Die Alexander-Technik
Eine Körpertherapiemethode für mehr Energie und positive Emotionen
Beneiden Sie auch manchmal Menschen, die schier unerschöpfliche Energien haben, geschickt und scheinbar mühelos die schwierigsten Aufgaben bewältigen, den ganzen Tag munter sind und dann nachts auch noch gut schlafen können? Das können Sie lernen – mit Hilfe der Alexander-Technik.
Die Körperhaltung beeinflusst Emotionen
Die Alexander-Technik ist eine Körpertherapiemethode, die der Schulung der körperlichen Haltung und Bewegung dient. Sie befähigt den Menschen, seine Haltungsund Bewegungsgewohnheiten zu optimieren und dysfunktionale Gewohnheiten abzulegen. Diese Technik soll gleichzeitig das psychische Gleichgewicht stabilisieren, wodurch sich positive Auswirkungen auf die Emotionen ergeben, da diese eng an die Körperhaltung gekoppelt sind.
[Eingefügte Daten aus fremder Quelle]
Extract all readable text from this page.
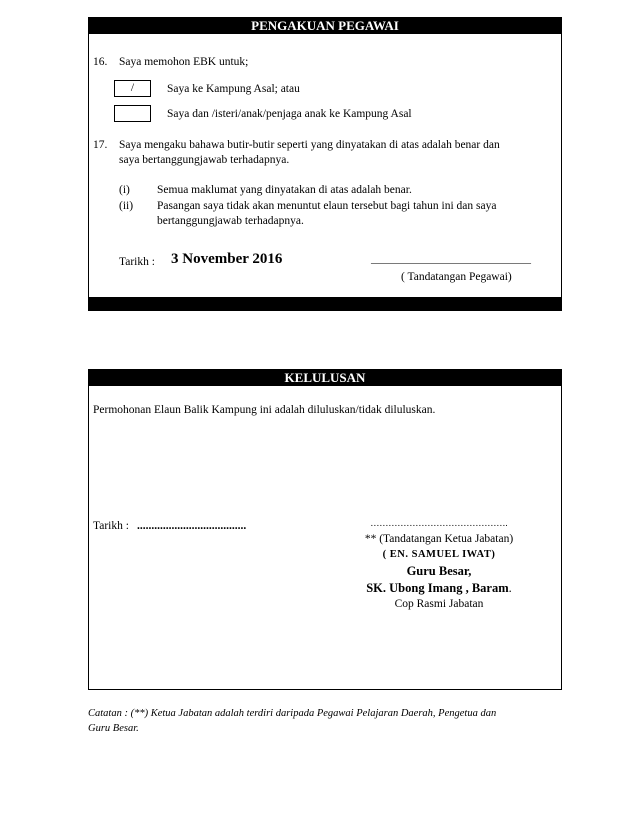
PENGAKUAN PEGAWAI
16. Saya memohon EBK untuk;
/	Saya ke Kampung Asal; atau
Saya dan /isteri/anak/penjaga anak ke Kampung Asal
17. Saya mengaku bahawa butir-butir seperti yang dinyatakan di atas adalah benar dan
saya bertanggungjawab terhadapnya.
(i) Semua maklumat yang dinyatakan di atas adalah benar.
(ii) Pasangan saya tidak akan menuntut elaun tersebut bagi tahun ini dan saya
bertanggungjawab terhadapnya.
Tarikh : 3 November 2016	________________________________
( Tandatangan Pegawai)
KELULUSAN
Permohonan Elaun Balik Kampung ini adalah diluluskan/tidak diluluskan.
Tarikh : ......................................	……………………………………….
** (Tandatangan Ketua Jabatan)
( EN. SAMUEL IWAT)
Guru Besar,
SK. Ubong Imang , Baram.
Cop Rasmi Jabatan
Catatan : (**) Ketua Jabatan adalah terdiri daripada Pegawai Pelajaran Daerah, Pengetua dan
Guru Besar.
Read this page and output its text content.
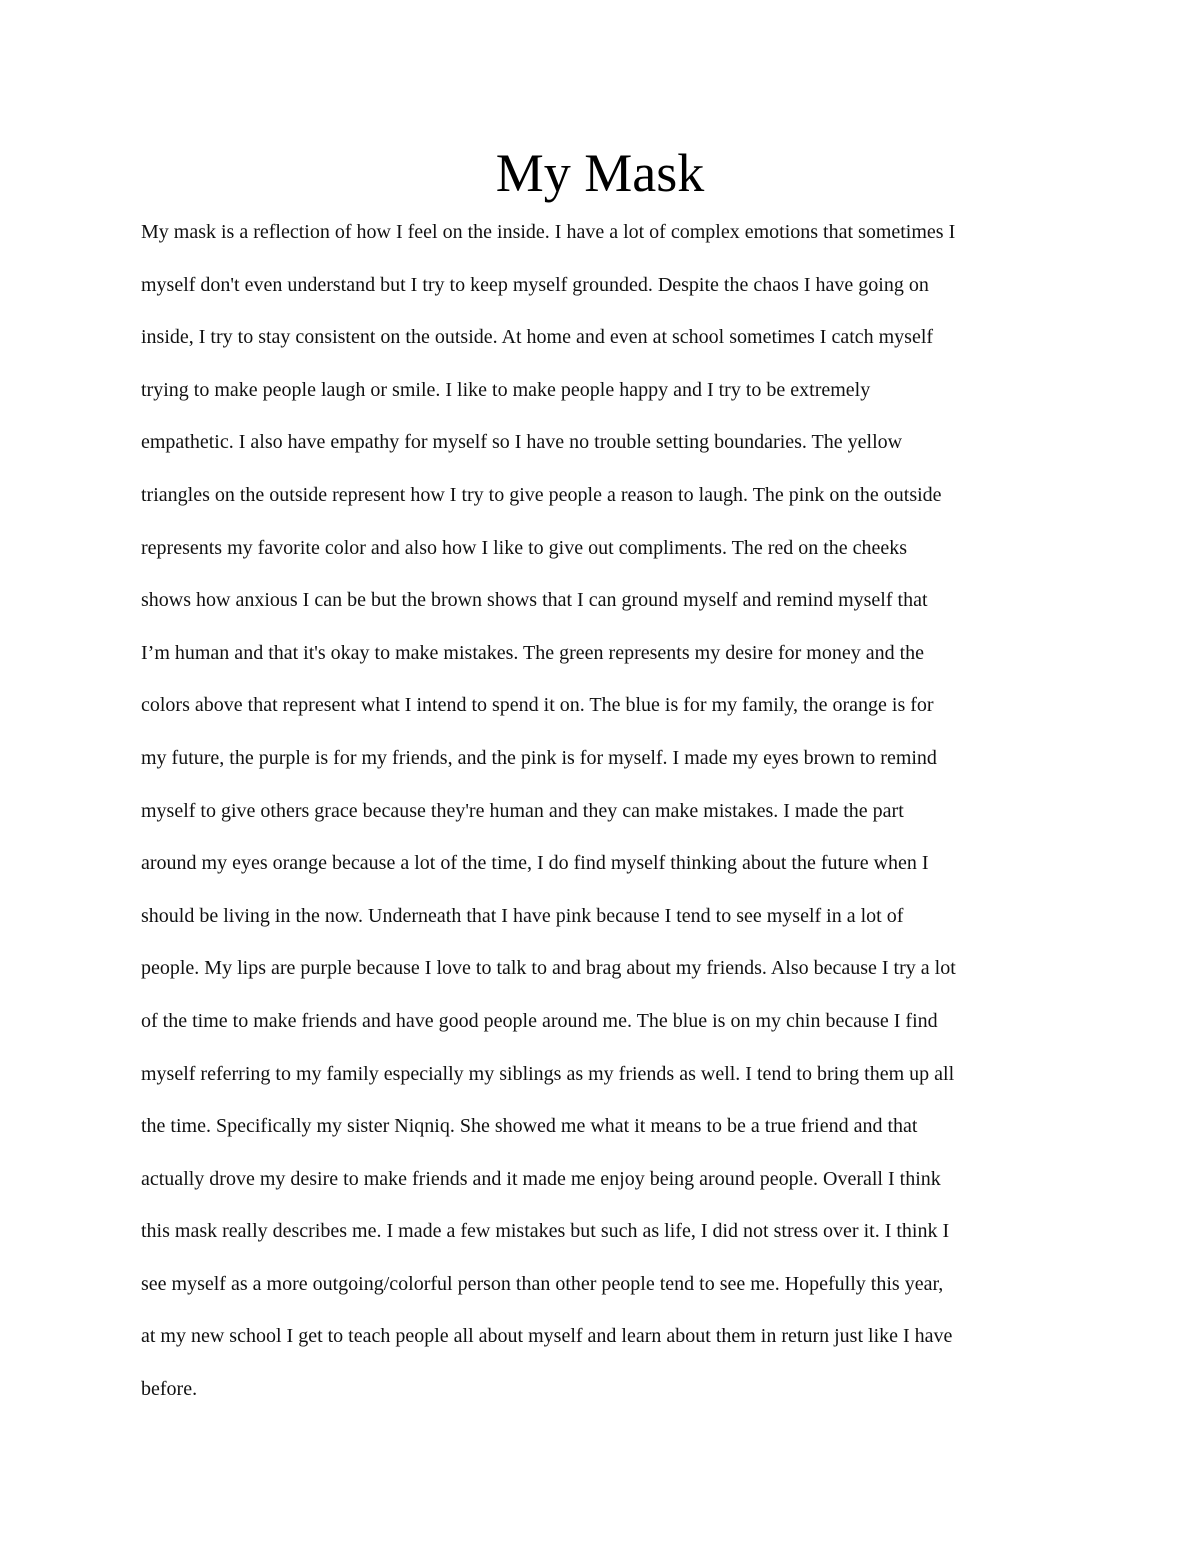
My Mask
My mask is a reflection of how I feel on the inside. I have a lot of complex emotions that sometimes I
myself don't even understand but I try to keep myself grounded. Despite the chaos I have going on
inside, I try to stay consistent on the outside. At home and even at school sometimes I catch myself
trying to make people laugh or smile. I like to make people happy and I try to be extremely
empathetic. I also have empathy for myself so I have no trouble setting boundaries. The yellow
triangles on the outside represent how I try to give people a reason to laugh. The pink on the outside
represents my favorite color and also how I like to give out compliments. The red on the cheeks
shows how anxious I can be but the brown shows that I can ground myself and remind myself that
I’m human and that it's okay to make mistakes. The green represents my desire for money and the
colors above that represent what I intend to spend it on. The blue is for my family, the orange is for
my future, the purple is for my friends, and the pink is for myself. I made my eyes brown to remind
myself to give others grace because they're human and they can make mistakes. I made the part
around my eyes orange because a lot of the time, I do find myself thinking about the future when I
should be living in the now. Underneath that I have pink because I tend to see myself in a lot of
people. My lips are purple because I love to talk to and brag about my friends. Also because I try a lot
of the time to make friends and have good people around me. The blue is on my chin because I find
myself referring to my family especially my siblings as my friends as well. I tend to bring them up all
the time. Specifically my sister Niqniq. She showed me what it means to be a true friend and that
actually drove my desire to make friends and it made me enjoy being around people. Overall I think
this mask really describes me. I made a few mistakes but such as life, I did not stress over it. I think I
see myself as a more outgoing/colorful person than other people tend to see me. Hopefully this year,
at my new school I get to teach people all about myself and learn about them in return just like I have
before.
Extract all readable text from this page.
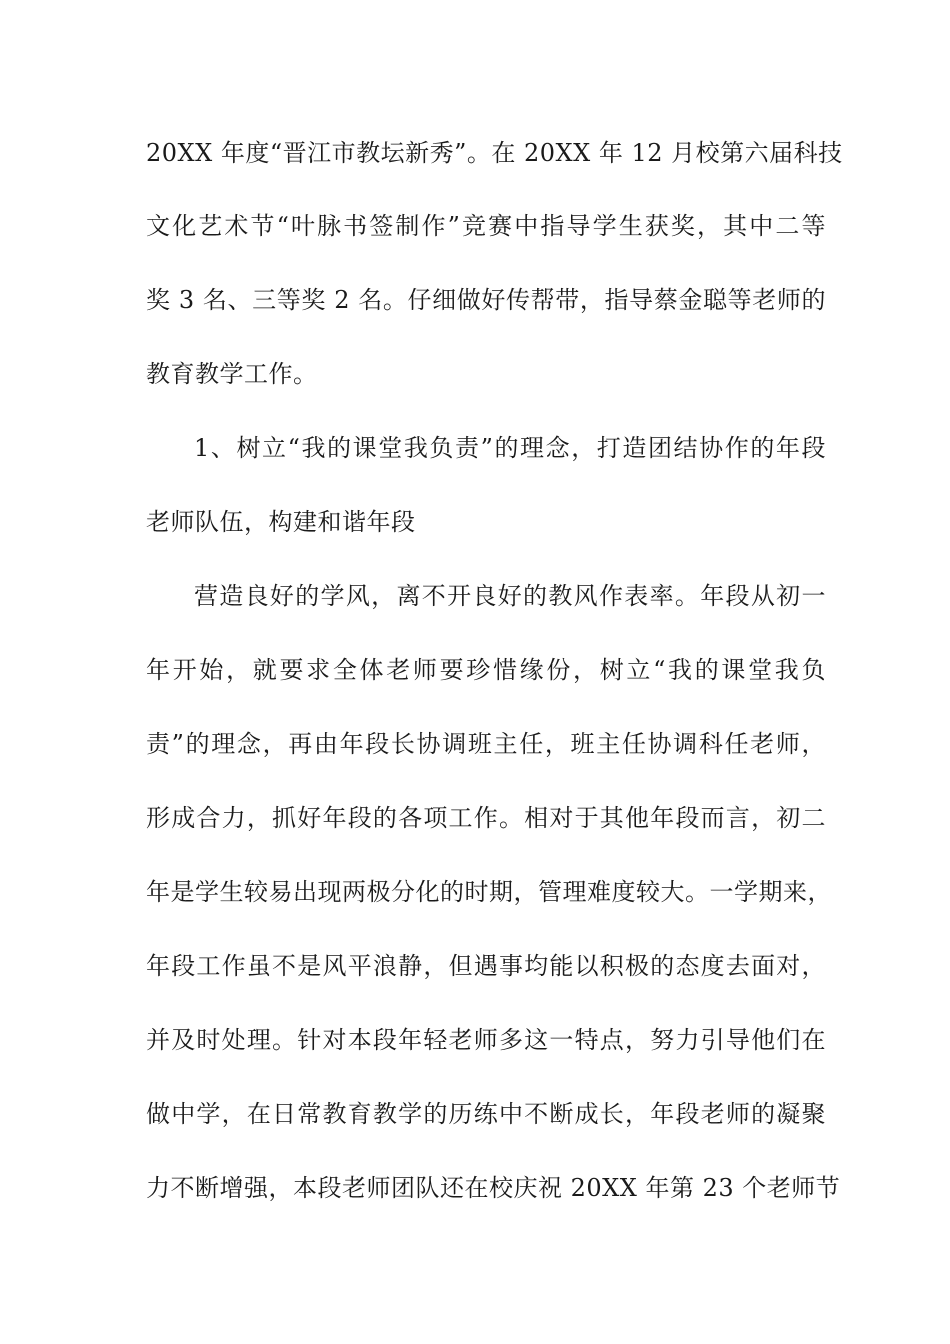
20XX 年度“晋江市教坛新秀”。在 20XX 年 12 月校第六届科技
文化艺术节“叶脉书签制作”竞赛中指导学生获奖，其中二等
奖 3 名、三等奖 2 名。仔细做好传帮带，指导蔡金聪等老师的
教育教学工作。
1、树立“我的课堂我负责”的理念，打造团结协作的年段
老师队伍，构建和谐年段
营造良好的学风，离不开良好的教风作表率。年段从初一
年开始，就要求全体老师要珍惜缘份，树立“我的课堂我负
责”的理念，再由年段长协调班主任，班主任协调科任老师，
形成合力，抓好年段的各项工作。相对于其他年段而言，初二
年是学生较易出现两极分化的时期，管理难度较大。一学期来，
年段工作虽不是风平浪静，但遇事均能以积极的态度去面对，
并及时处理。针对本段年轻老师多这一特点，努力引导他们在
做中学，在日常教育教学的历练中不断成长，年段老师的凝聚
力不断增强，本段老师团队还在校庆祝 20XX 年第 23 个老师节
Die Alexander-Technik ist eine Körperschule, die eine verfeinerte Körpereigenwahrnehmung und Koordination der Bewegungen sowie Entspannung in Haltung und Bewegung lehrt. Sie zielt darauf ab, innezuhalten (Inhibition), den eigenen Körper bewusster wahrzunehmen, und diese Bewusstheit über den eigenen Körper durch gedankliche, gezielte Selbstanweisungen (Directions) zu steuern, um schließlich die Koordination der verschiedenen Körperteile untereinander zu harmonisieren, Stress zu reduzieren und das allgemeine Wohlbefinden zu steigern.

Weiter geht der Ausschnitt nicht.